Going even more slowly now, she caught a glimpse of movement on the edge of the illumination from her headlights. Her heart slammed against her chest as the earlier nightmare flashed across her consciousness.

She braked slowly and stared into the pitch blackness of the moonless night. She was overreacting. The movement had most likely been a deer or several of them. She’d hit a huge buck once driving back to the ranch after a function in Houston.

A heavy fog had drastically reduced visibility, and by the time she’d spotted the animal, it had been too late to stop. Just as she reached it, it had darted across the road. Her car had been totaled. Luckily she and her mother, who was dozing in the passenger seat, only suffered a few bruises.

Becky lowered the window. The night seemed eerily silent at first, and then she became aware of the cacophony of sounds made by the wind in the trees and myriad nocturnal creatures that flew through the branches and scurried through the grass.

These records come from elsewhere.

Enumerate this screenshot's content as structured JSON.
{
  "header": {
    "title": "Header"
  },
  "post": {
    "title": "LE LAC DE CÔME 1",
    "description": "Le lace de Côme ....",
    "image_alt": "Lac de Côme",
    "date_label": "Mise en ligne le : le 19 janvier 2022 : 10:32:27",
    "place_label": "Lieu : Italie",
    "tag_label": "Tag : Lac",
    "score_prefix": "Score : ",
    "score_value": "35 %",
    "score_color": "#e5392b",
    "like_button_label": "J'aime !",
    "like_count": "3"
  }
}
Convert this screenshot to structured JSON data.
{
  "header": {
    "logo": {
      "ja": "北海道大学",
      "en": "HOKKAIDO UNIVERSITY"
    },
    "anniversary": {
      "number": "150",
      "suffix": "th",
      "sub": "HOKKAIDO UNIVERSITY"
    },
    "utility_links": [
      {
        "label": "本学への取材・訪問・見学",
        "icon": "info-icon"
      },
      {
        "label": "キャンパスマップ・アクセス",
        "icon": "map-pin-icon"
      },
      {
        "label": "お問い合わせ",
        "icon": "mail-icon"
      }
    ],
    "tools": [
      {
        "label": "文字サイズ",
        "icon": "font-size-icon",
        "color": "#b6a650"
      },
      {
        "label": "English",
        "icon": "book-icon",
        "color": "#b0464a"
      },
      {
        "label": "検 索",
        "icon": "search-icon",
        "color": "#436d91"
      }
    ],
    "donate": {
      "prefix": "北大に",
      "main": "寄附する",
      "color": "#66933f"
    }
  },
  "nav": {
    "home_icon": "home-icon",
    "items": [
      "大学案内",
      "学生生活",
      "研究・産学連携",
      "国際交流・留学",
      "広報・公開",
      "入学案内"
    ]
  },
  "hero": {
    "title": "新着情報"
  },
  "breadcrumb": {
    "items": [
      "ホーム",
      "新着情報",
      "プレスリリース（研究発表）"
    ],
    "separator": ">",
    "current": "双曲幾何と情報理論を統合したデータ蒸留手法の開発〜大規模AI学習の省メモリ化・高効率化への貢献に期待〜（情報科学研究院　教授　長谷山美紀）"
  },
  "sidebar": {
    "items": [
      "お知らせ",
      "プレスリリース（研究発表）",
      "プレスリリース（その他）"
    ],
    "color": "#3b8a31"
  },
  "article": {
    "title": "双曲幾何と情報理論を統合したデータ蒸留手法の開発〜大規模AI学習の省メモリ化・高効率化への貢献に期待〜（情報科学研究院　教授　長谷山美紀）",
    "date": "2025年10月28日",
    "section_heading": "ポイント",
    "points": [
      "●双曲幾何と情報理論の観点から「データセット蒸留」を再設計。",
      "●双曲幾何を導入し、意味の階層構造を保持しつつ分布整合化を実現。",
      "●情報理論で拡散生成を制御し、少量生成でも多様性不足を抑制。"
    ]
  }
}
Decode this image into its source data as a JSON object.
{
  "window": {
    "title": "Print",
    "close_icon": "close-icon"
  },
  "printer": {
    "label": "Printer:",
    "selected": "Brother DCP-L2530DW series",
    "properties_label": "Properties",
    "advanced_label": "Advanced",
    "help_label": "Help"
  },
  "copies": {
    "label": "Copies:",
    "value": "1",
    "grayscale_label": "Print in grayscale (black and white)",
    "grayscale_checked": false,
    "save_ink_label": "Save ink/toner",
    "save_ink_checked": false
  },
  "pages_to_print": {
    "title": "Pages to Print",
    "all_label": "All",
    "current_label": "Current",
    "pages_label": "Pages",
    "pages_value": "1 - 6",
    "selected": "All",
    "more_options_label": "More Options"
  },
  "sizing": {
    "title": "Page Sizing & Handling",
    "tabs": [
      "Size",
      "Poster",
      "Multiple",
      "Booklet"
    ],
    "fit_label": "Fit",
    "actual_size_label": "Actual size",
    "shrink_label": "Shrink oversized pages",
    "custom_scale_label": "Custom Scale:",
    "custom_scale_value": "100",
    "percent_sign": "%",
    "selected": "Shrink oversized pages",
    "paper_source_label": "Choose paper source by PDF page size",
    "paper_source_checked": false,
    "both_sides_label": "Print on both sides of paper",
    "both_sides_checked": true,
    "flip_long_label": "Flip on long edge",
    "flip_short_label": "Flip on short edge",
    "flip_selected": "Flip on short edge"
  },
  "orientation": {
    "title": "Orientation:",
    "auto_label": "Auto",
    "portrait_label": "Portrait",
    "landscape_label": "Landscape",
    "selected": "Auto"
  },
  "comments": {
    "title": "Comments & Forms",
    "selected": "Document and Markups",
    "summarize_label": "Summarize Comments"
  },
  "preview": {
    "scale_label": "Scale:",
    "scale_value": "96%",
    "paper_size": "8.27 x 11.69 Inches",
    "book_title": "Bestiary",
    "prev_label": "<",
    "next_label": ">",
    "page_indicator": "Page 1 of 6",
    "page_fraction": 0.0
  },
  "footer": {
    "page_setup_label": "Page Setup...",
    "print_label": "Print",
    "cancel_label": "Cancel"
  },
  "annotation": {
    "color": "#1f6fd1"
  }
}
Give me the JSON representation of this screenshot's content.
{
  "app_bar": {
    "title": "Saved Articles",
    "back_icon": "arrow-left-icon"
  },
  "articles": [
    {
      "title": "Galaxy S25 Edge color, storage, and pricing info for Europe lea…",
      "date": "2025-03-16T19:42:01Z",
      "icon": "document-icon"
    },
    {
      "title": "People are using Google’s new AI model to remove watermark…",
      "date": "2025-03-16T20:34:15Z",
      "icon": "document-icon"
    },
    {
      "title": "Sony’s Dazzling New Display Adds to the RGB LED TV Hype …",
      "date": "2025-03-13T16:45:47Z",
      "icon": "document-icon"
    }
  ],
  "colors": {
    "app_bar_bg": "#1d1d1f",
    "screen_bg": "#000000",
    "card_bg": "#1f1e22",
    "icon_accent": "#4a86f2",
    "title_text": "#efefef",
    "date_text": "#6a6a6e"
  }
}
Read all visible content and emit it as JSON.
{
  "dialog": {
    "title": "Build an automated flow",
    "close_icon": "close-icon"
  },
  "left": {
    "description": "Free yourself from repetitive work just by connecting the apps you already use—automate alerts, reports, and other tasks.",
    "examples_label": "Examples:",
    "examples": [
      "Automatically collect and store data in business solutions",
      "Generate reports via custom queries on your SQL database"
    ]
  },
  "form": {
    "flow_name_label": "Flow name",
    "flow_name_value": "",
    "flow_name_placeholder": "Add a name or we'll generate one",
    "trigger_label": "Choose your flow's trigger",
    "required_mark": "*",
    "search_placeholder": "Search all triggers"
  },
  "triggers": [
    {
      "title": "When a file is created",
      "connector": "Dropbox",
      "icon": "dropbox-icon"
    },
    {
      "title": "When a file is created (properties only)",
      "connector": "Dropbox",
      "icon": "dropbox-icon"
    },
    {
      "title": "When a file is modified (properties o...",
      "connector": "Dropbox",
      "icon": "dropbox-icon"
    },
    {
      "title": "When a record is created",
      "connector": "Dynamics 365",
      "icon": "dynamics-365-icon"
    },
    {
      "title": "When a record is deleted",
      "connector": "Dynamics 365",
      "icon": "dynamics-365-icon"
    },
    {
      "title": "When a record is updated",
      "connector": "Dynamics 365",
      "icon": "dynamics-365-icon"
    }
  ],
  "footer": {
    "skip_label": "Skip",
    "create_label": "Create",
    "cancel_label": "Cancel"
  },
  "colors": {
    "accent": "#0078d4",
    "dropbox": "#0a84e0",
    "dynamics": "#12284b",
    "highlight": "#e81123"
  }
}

Her finger was on the button to raise the window when she saw movement again. Not a deer but a person. She was almost sure of it—unless her mind was playing cruel tricks on her. After the past few days, that was entirely possible.

She got out of the car, rounded the back of it and stepped from the road into slush. “David! Derrick!”

The feeling of déjà vu was incredibly strong and frighteningly ghostly. It was the earlier nightmare all over again, only she was fully awake. She shivered as she took a few steps toward the thick growth of trees just feet from the road.

“David. Derrick. It’s Mom.”

A gust of wind slapped her in the face and jolted her from the harrowing state of hypnotic absurdity she’d fallen into. The constant stress was driving her over the edge. Her sons were with a kidnapper, not wandering the forest like spooked fawns.

She turned to walk back to the car, then stopped. Someone was here. She could hear whistling.